Вот каким жестоким образом она дала почувствовать последствия своей ненависти бедному Томатису.
Ксавьер Браницкий, подстольничий Короны, кавалер Белого орла, полковник полка улан, довольно молодой, красивый лицом, который служил шесть лет во Франции, и друг короля, вернувшийся недавно из Берлина, где общался с великим Фридрихом в качестве посланника нового короля Польши, был основным поклонником Бинетти. Это ему она доверяла свои горести, и это он был тем человеком, которому она должна была поручить отомстить человеку, что, в качестве директора театра, не упускал ни единой возможности причинить ей страдания. Браницкий, в свою очередь, должен был обещать ей отомстить, если случай к этому представится. Такова была последовательность всех событий этого рода, и нет других догадок, более разумных. Однако, способ, к которому прибег этот поляк, был странный и весьма необычный.

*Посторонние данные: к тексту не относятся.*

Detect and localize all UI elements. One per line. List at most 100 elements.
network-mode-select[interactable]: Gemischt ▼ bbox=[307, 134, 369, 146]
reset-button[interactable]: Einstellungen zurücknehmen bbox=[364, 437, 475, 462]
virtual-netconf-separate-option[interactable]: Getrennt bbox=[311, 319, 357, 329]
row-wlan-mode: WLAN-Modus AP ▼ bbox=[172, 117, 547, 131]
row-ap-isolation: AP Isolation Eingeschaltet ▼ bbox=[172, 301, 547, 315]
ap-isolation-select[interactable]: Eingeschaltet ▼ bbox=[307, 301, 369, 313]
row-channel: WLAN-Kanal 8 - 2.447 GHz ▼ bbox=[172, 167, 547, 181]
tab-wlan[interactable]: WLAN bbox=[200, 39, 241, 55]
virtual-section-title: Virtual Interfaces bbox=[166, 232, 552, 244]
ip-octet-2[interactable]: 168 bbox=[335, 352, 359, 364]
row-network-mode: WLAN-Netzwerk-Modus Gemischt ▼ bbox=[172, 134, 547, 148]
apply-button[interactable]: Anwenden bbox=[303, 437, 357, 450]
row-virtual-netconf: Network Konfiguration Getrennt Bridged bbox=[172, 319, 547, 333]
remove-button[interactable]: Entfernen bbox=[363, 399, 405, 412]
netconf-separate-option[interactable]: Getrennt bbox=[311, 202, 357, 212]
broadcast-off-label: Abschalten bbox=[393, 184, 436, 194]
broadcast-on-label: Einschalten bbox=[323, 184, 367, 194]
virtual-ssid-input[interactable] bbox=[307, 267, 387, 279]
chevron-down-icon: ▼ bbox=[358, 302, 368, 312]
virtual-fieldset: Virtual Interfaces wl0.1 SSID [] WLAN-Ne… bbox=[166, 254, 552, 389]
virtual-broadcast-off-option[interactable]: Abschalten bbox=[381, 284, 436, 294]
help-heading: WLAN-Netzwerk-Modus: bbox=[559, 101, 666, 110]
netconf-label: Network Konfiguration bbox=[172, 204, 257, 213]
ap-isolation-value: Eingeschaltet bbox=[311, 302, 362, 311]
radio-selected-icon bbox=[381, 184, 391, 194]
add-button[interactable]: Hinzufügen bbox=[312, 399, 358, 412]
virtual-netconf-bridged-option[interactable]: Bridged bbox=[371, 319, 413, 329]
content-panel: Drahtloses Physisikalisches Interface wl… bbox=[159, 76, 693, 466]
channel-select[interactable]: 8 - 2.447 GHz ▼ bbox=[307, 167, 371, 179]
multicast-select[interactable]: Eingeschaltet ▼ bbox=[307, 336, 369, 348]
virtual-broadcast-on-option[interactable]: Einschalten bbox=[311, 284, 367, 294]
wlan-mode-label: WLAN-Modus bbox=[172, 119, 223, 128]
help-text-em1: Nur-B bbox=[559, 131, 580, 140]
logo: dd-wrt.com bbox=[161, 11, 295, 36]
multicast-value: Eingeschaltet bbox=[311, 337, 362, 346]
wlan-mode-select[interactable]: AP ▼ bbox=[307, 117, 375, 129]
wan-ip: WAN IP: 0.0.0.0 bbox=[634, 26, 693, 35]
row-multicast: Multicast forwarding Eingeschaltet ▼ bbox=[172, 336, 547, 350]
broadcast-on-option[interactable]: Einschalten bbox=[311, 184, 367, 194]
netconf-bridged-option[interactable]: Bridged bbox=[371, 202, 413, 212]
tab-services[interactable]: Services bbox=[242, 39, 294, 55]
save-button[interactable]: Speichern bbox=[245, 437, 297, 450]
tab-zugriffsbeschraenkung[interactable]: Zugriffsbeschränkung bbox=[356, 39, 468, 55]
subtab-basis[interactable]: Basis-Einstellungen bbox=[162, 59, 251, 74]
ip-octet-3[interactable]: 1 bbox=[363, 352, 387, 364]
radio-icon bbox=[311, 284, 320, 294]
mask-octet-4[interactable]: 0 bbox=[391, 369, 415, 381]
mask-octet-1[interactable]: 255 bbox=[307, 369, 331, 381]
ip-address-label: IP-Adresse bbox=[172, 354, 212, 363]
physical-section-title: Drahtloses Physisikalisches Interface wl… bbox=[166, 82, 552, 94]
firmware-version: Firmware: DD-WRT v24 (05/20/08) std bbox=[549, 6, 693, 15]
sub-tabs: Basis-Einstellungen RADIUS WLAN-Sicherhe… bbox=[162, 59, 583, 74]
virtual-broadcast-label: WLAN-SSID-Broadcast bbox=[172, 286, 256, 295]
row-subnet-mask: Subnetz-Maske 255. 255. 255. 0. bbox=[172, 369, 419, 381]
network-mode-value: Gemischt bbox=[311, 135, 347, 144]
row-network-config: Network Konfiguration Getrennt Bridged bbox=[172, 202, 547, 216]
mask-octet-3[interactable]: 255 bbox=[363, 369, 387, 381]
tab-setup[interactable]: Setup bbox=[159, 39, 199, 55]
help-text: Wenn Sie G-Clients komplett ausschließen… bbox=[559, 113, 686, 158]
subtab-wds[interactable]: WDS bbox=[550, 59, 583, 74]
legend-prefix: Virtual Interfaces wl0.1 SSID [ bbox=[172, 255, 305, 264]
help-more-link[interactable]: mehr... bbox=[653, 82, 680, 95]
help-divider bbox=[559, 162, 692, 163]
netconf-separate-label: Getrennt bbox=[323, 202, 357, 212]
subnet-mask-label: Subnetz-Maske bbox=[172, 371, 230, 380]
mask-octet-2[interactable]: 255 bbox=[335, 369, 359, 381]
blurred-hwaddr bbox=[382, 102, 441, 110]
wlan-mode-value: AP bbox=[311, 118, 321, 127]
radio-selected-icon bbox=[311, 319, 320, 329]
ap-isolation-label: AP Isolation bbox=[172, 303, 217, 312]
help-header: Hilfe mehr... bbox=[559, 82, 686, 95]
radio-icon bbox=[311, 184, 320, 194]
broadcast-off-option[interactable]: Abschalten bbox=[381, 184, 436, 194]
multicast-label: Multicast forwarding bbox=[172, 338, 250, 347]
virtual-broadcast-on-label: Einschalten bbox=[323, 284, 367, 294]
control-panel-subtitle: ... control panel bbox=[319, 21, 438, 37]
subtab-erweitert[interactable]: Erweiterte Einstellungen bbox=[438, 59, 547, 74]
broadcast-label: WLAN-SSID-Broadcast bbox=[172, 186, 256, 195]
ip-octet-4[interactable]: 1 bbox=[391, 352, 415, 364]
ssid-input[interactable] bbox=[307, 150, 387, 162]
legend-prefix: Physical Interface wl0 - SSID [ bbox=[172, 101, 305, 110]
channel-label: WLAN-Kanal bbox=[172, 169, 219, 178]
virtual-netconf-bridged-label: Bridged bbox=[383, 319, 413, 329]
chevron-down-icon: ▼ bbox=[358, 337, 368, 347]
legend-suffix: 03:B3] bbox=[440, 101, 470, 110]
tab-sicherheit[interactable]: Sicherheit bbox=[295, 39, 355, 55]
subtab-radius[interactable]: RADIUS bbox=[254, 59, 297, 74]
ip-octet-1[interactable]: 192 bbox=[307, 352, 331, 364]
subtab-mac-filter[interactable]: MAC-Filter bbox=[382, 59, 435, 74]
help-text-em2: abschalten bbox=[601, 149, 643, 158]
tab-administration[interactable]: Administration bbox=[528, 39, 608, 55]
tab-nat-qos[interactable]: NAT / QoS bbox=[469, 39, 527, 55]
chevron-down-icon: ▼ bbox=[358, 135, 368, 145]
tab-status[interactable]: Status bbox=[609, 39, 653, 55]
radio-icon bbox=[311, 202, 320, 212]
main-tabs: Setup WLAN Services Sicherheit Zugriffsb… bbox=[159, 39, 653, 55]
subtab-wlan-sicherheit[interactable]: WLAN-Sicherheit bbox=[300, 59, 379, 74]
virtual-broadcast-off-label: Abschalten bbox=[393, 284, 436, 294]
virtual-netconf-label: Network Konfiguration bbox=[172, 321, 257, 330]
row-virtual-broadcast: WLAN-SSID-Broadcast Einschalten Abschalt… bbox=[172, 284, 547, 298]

Двадцатого февраля Браницкий был в опере и, против своего обыкновения, после второго балета направился в театральную ложу, где переодевалась ла Катэ, чтобы поухаживать за ней. Томатис был единственным, кто был у нее, и он там остался. Он полагал, также как и она, что, поссорившись с ла Бинетти, тот пришел заверить ее в триумфе, которого она и не добивалась, но, тем не менее, она была очень вежлива с этим сеньором, которым никак нельзя было пренебрегать без большого риска.
Когда Катэ была готова вернуться к себе, поскольку опера закончилась, галантный Подстольник предложил ей руку, чтобы проводить к коляске, которая стояла у дверей, и Томатис последовал за ними. Я был также у дверей, ожидая свою коляску; снег падал большими хлопьями. Ла Катэ подходит, открывают портьеру ее визави, она заходит, и г-н Браницкий заходит вслед за ней, а Томатис остается, неподвижный и удивленный. Сеньор говорит ему сесть в его карету и следовать за ними; Томатис отвечает, что сядет в свою, и просит, чтобы тот был любезен и вышел. Подстольник кричит кучеру, чтобы ехал, Томатис приказывает стоять, кучер подчиняется своему хозяину. Подстольник, вынужденный сойти, приказывает своему адьютанту отвесить невежде пощечину – приказ, который был выполнен со всей точностью и столь быстро, что бедному Томатису не осталось времени вспомнить, что у него есть шпага, чтобы, по крайней мере, хлестнуть обидчика, который его так опозорил. Он садится в свой визави и направляется к себе, где, очевидно, переживая свою пощечину, не может ужинать. Я был туда приглашен, но, будучи свидетелем этого слишком скандального происшествия, не набрался смелости туда идти. Я поехал к себе, грустный и задумчивый, ощущая на себе, как будто сам получил небольшую порцию этой позорной пощечины. Я раздумывал, могло ли оскорбление быть согласовано с Бинетти, и, рассматривая произошедшее, думал, что это было неправдоподобно, потому что ни Бинетти, ни Браницкий не могли предвидеть невежливости Томатиса.
Глава VIII
Моя дуэль с Браницким. Поездка в Леополь и возвращение в Варшаву. Я получаю от короля приказ уехать. Мой отъезд с незнакомкой.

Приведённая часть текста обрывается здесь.